If in the same host, there are several applications that connect to Hadoop, instead of setting an environment variable, create a script that sets the variables HADOOP_USER_NAME and HADOOP_HOME and then, depending on the platform, invokes hadoop.cmd or hadoop. In the box Hadoop executable location, enter the path to this new script.


At runtime, when a query involves a bulk load to Impala, Virtual DataPort does two things:

  1. It uploads the temporary data files to the Impala distributed file system (HDFS).

    To do this, it executes the command hadoop.cmd fs put... locally, on the host where the Virtual DataPort server runs.

    Depending on the configuration of Impala, sometimes you need to export the environment variable HADOOP_USER_NAME with the user name of the data source so the next step of the process can be completed.
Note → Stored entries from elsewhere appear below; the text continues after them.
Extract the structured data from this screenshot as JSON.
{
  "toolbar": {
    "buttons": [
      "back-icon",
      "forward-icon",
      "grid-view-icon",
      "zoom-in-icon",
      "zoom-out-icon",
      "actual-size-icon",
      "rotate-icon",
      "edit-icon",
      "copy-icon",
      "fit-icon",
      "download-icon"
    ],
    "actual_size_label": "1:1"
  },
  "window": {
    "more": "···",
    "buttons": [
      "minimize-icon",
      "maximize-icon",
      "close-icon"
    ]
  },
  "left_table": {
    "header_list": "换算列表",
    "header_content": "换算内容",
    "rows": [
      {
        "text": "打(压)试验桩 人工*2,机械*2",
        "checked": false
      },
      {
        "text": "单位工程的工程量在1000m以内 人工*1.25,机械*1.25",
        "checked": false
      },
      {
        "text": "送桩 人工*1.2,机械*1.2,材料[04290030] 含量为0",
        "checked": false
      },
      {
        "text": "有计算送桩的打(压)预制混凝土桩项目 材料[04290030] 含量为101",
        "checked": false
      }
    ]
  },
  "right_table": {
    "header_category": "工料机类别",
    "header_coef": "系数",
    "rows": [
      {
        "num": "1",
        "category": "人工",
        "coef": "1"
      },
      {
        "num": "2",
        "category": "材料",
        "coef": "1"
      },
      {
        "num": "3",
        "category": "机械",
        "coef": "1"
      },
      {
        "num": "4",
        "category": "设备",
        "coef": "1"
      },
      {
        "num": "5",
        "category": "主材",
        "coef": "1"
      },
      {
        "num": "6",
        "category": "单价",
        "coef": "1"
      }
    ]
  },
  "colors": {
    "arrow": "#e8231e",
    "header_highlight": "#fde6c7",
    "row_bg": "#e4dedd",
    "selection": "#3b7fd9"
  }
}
    To execute this command, Virtual DataPort does not use the credentials of the data source. It just executes that command. Therefore, the HDFS system has to be configured to allow connections from this host. For example, by setting up an SSH key on the host where Virtual DataPort runs that allows this connection.

  2. It creates the tables in Impala associated to the data uploaded in the step #1.

    To do this, it connects to Impala using the credentials of the JDBC data source and executes LOAD DATA INPATH .... To complete this command, the user account of the JDBC data source needs to have access to the files uploaded in the first step.